This August, I had the honour of representing the School of Social Sciences at the UWA 3MT. Earlier this week, I was invited to give the speech again at the UWA Postgrad and Honours Expo. This is my attempt at summarising my entire PhD into 2 minutes and 55 seconds. Are you ready?
You know those people who peer intently into their phones, crashing into things? In just 5 seconds, some of them can convince you to buy diapers, Prada, plastic surgery, and even an education. And yet they’re not salespersons. They’re not professionals. In fact, some of them are only 18 and they’re mainly women! I call them influencers, and they know exactly how to capture your eyeballs.
Social media has become so much a part of our lives. I mean, they’re practically extensions of our bodies. Now I see some of you nodding and smiling, cos you’re addicted to Facebook, aren’t you?
By consistently documenting their daily lives on blogs and social media, influencers create Internet personas to interact with readers online and even meet them in person. They cultivate long-term relationships, build interactional intimacy, and gain your trust. But they also embed products and services into these narratives. Then they tell you that you too can get a taste of their lifestyles, if only you buy these products.

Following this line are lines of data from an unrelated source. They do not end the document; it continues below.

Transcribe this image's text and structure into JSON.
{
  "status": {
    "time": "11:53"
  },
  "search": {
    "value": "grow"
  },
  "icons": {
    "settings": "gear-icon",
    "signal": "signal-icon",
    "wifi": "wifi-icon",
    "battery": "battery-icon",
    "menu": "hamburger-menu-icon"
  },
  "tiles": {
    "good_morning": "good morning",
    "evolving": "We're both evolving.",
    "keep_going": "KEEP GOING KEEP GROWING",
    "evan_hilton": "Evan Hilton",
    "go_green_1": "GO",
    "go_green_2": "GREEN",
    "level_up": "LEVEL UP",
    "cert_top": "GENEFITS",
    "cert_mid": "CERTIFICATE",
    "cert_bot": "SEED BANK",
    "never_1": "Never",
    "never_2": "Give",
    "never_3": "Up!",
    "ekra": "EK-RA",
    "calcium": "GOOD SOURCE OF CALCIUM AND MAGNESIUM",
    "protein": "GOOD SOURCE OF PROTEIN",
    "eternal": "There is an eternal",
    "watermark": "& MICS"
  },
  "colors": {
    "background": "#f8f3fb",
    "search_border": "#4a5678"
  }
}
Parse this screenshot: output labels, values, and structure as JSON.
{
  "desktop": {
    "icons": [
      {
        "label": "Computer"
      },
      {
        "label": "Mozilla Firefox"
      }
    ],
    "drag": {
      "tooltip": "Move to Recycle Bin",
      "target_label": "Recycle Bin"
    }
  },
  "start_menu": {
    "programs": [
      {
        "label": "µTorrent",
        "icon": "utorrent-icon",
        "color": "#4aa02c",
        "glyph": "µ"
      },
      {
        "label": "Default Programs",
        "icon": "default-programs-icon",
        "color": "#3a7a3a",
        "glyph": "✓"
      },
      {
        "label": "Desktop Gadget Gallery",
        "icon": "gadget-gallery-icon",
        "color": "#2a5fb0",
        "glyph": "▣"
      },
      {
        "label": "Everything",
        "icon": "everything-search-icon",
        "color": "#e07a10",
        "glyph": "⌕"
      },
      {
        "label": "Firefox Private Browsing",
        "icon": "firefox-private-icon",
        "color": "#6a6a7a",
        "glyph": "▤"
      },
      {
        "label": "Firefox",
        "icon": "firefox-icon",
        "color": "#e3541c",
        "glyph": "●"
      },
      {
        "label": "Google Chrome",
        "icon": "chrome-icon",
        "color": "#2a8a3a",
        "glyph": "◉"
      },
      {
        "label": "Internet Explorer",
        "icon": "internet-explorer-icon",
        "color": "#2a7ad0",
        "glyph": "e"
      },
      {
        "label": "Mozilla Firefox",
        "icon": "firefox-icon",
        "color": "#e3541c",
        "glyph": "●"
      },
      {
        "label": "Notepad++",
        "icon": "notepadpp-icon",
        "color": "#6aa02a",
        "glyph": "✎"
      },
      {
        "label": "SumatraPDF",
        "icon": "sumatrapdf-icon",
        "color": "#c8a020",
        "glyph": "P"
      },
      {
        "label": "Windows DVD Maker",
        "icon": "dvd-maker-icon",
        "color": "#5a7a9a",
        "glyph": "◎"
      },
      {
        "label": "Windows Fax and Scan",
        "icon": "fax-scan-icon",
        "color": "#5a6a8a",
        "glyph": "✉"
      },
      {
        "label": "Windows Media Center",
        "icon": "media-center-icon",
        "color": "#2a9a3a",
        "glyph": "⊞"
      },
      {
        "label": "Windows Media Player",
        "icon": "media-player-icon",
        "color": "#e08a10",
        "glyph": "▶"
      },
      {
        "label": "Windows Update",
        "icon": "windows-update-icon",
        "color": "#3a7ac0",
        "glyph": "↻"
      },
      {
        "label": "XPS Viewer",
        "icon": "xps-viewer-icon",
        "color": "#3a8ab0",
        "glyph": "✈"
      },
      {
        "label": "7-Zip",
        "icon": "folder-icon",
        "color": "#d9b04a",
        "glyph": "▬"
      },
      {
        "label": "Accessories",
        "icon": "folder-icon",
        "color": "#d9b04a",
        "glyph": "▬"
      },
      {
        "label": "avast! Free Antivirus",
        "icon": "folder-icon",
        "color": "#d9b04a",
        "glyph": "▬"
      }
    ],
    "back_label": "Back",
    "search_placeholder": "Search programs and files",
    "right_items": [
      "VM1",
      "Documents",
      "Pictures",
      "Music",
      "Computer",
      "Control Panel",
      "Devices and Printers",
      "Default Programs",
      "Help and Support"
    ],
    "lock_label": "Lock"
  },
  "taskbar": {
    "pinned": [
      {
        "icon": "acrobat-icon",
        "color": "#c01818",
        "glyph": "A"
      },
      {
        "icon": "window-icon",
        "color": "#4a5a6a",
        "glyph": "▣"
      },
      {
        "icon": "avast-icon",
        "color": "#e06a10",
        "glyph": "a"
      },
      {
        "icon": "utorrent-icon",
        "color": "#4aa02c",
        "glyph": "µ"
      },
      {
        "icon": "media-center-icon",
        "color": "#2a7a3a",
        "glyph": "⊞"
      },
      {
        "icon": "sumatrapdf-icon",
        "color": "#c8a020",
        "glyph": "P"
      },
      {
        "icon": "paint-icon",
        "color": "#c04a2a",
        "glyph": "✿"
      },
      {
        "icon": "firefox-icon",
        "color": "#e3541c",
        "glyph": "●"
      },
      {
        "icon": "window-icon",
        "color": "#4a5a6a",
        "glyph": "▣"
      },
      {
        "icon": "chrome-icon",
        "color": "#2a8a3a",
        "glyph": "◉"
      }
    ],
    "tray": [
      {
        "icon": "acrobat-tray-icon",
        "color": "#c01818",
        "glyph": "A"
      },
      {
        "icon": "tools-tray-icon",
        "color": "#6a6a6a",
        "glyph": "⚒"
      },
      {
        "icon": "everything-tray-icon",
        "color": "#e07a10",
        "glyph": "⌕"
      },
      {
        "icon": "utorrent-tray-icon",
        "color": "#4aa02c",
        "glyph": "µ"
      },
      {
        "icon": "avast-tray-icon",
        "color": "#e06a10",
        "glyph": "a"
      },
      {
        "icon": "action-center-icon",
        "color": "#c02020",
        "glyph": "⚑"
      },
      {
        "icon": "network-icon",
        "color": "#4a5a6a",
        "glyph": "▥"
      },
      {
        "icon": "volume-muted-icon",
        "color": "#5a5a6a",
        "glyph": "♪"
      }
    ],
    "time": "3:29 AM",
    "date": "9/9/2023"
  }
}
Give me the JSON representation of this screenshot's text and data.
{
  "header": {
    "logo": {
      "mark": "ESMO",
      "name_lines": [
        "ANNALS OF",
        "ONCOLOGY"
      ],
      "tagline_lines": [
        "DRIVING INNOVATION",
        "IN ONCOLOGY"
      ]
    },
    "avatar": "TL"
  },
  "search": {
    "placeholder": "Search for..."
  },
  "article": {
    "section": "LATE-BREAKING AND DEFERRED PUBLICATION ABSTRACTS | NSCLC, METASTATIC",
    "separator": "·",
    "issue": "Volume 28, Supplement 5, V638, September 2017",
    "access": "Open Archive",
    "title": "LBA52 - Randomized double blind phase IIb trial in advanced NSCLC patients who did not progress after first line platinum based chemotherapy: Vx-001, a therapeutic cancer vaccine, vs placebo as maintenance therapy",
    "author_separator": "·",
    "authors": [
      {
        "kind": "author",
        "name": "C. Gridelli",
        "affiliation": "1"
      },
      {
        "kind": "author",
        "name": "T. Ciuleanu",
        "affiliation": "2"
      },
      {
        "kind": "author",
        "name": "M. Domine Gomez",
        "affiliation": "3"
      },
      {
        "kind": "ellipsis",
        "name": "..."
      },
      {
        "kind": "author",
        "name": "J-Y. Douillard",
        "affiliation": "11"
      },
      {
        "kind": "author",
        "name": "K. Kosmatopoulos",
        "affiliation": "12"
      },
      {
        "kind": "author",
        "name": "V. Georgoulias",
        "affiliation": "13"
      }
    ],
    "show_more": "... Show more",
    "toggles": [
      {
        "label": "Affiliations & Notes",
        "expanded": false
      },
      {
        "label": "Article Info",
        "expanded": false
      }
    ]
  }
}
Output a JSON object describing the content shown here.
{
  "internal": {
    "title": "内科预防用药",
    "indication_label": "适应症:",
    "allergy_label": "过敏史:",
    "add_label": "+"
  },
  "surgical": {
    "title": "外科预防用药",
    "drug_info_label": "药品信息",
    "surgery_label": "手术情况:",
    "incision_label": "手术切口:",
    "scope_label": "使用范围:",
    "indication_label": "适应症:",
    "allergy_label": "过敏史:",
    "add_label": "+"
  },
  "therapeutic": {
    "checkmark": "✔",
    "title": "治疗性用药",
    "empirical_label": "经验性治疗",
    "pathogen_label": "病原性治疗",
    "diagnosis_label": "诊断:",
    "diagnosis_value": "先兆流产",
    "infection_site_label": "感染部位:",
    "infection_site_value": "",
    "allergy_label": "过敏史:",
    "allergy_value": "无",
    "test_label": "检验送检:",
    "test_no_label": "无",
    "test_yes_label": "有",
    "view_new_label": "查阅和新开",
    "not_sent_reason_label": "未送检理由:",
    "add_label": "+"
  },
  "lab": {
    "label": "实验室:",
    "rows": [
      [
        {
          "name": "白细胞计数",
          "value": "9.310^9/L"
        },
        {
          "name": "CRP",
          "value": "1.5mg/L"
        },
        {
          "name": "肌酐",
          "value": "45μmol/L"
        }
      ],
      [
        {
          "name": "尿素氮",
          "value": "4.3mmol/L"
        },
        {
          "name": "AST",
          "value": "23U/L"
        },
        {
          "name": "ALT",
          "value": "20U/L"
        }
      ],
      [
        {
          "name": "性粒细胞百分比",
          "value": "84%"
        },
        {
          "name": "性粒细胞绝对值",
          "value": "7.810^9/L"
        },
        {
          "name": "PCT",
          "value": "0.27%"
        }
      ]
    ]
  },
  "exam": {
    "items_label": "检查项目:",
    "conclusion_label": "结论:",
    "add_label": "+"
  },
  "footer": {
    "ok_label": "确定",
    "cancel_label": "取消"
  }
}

What I study is the attention economy, or simply put, the business of gaining and sustaining someone’s interest. Here, the selling point is not market value, but social value. While market value is the price a product can fetch, social value is one’s ability to command attention and influence people.
But what makes influencers so charismatic? To find out, I spent 18 months conducting anthropological fieldwork with these women, engaging in publishing practices, attending face-to-face fan meetings. And in the spirit of true dedication, I even ate, pooped, and slept with my cellphone!
I discovered that influencers used three core strategies. To offset the commercial nature of the exchange, they enact intimacy online and offline. To remain accessible, they reveal behind-the-scenes of real life, not just glamour. To remain in the business, they form alliances and cliques to cooperate, not just compete head on.
Mainstream media, publishing houses, and even government agencies are now engaging influencers to curate and disseminate information. Although birthed in Singapore, the influencer model is being exported to the rest of Asia, Australia, and the UK. Even the men are coming on board.
But what does all this mean for you and I? In a broader sense, I am studying information flows at the grassroots level where social media has democratized the authority of information. Understanding these flows allows us to rethink how knowledge is formed and disseminated.
Five seconds may seem like a short time. But in the short time we’ve shared, weren’t all your eyeballs stuck on me?